Effective executives know when a decision has to be based on principle and when it should be made pragmatically, on the merits of the case. They know the trickiest decision is that between the right and the wrong compromise, and they have learned to tell one from the other. They know that the most time-consuming step in the process is not making the decision but putting it into effect. Unless a decision has degenerated into work, it is not a decision; it is at best a good intention. This means that, while the effective decision itself is based on the highest level of conceptual understanding, the action commitment should be as close as possible to the capacities of the people who have to carry it out. Above all, effective executives know that decision making has its own systematic process and its own clearly defined elements.
The elements do not by themselves “make” the decisions. Indeed, every decision is a risk-taking judgment. But unless these elements are the stepping stones of the decision process, the executive will not arrive at a right, and certainly not at an effective, decision. Therefore, in this article I shall describe the sequence of steps involved in the decision-making process.
1. Classifying the problem. Is it generic? Is it exceptional and unique? Or is it the first manifestation of a new genus for which a rule has yet to be developed?
2. Defining the problem. What are we dealing with?
3. Specifying the answer to the problem. What are the “boundary conditions”?
4. Deciding what is “right,” rather than what is acceptable, in order to meet the boundary conditions.. What will fully satisfy the specifications before attention is given to the compromises, adaptations, and concessions needed to make the decision acceptable?
5. Building into the decision the action to carry it out. What does the action commitment have to be? Who has to know about it?
6. Testing the validity and effectiveness of the decision against the actual course of events.How is the decision being carried out? Are the assumptions on which it is based appropriate or obsolete?
Let us take a look at each of these individual elements.
The effective decision maker asks: Is this a symptom of a fundamental disorder or a stray event? The generic always has to be answered through a rule, a principle. But the truly exceptional event can only be handled as such and as it comes.
Strictly speaking, the executive might distinguish among four, rather than between two, different types of occurrences.
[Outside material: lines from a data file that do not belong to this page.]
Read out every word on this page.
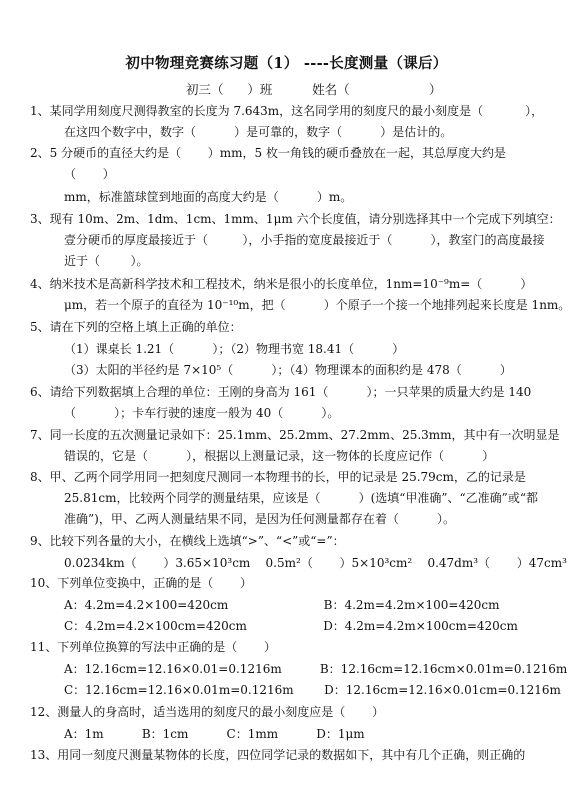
初中物理竞赛练习题（1） ----长度测量（课后）
初三（      ）班          姓名（                    ）
1、某同学用刻度尺测得教室的长度为 7.643m，这名同学用的刻度尺的最小刻度是（           ），
在这四个数字中，数字（          ）是可靠的，数字（          ）是估计的。
2、5 分硬币的直径大约是（       ）mm，5 枚一角钱的硬币叠放在一起，其总厚度大约是
（       ）
mm，标准篮球筐到地面的高度大约是（          ）m。
3、现有 10m、2m、1dm、1cm、1mm、1μm 六个长度值，请分别选择其中一个完成下列填空：
壹分硬币的厚度最接近于（         ），小手指的宽度最接近于（          ），教室门的高度最接
近于（        ）。
4、纳米技术是高新科学技术和工程技术，纳米是很小的长度单位，1nm=10⁻⁹m=（          ）
μm，若一个原子的直径为 10⁻¹⁰m，把（          ）个原子一个接一个地排列起来长度是 1nm。
5、请在下列的空格上填上正确的单位：
（1）课桌长 1.21（          ）；（2）物理书宽 18.41（          ）
（3）太阳的半径约是 7×10⁵（          ）；（4）物理课本的面积约是 478（          ）
6、请给下列数据填上合理的单位：王刚的身高为 161（          ）；一只苹果的质量大约是 140
（          ）；卡车行驶的速度一般为 40（          ）。
7、同一长度的五次测量记录如下：25.1mm、25.2mm、27.2mm、25.3mm，其中有一次明显是
错误的，它是（          ），根据以上测量记录，这一物体的长度应记作（          ）
8、甲、乙两个同学用同一把刻度尺测同一本物理书的长，甲的记录是 25.79cm，乙的记录是
25.81cm，比较两个同学的测量结果，应该是（          ）(选填“甲准确”、“乙准确”或“都
准确”)，甲、乙两人测量结果不同，是因为任何测量都存在着（          ）。
9、比较下列各量的大小，在横线上选填“>”、“<”或“=”：
0.0234km（       ）3.65×10³cm    0.5m²（       ）5×10³cm²    0.47dm³（       ）47cm³
10、下列单位变换中，正确的是（       ）
A：4.2m=4.2×100=420cm                         B：4.2m=4.2m×100=420cm
C：4.2m=4.2×100cm=420cm                    D：4.2m=4.2m×100cm=420cm
11、下列单位换算的写法中正确的是（       ）
A：12.16cm=12.16×0.01=0.1216m          B：12.16cm=12.16cm×0.01m=0.1216m
C：12.16cm=12.16×0.01m=0.1216m        D：12.16cm=12.16×0.01cm=0.1216m
12、测量人的身高时，适当选用的刻度尺的最小刻度应是（       ）
A：1m          B：1cm          C：1mm          D：1μm
13、用同一刻度尺测量某物体的长度，四位同学记录的数据如下，其中有几个正确，则正确的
First, there is the truly generic event, of which the individual occurrence is only a symptom. Most of the “problems” that come up in the course of the executive’s work are of this nature. Inventory decisions in a business, for instance, are not “decisions.” They are adaptations. The problem is generic. This is even more likely to be true of occurrences within manufacturing organizations. For example:
A product control and engineering group will typically handle many hundreds of problems in the course of a month. Yet, whenever these are analyzed, the great majority prove to be just symptoms—and manifestations—of underlying basic situations. The individual process control engineer or production engineer who works in one part of the plant usually cannot see this. He might have a few problems each month with the couplings in the pipes that carry steam or hot liquids, and that’s all.
Only when the total workload of the group over several months is analyzed does the generic problem appear. Then it is seen that temperatures or pressures have become too great for the existing equipment and that the couplings holding the various lines together need to be redesigned for greater loads. Until this analysis is done, process control will spend a tremendous amount of time fixing leaks without ever getting control of the situation.
The second type of occurrence is the problem which, while a unique event for the individual institution, is actually generic. Consider:
The company that receives an offer to merge from another, larger one, will never receive such an offer again if it accepts. This is a nonrecurrent situation as far as the individual company, its board of directors, and its management are concerned. But it is, of course, a generic situation which occurs all the time. Thinking through whether to accept or to reject the offer requires some general rules. For these, however, the executive has to look to the experience of others.
Next there is the truly exceptional event that the executive must distinguish. To illustrate:
The huge power failure that plunged into darkness the whole of Northeastern North America from St. Lawrence to Washington in November 1965 was, according to first explanations, a truly exceptional situation. So was the thalidomide tragedy which led to the birth of so many deformed babies in the early 1960s. The probability of either of these events occurring, we were told, was one in ten million or one in a hundred million, and concatenations of these events were as unlikely ever to recur again as it is unlikely, for instance, for the chair on which I sit to disintegrate into its constituent atoms.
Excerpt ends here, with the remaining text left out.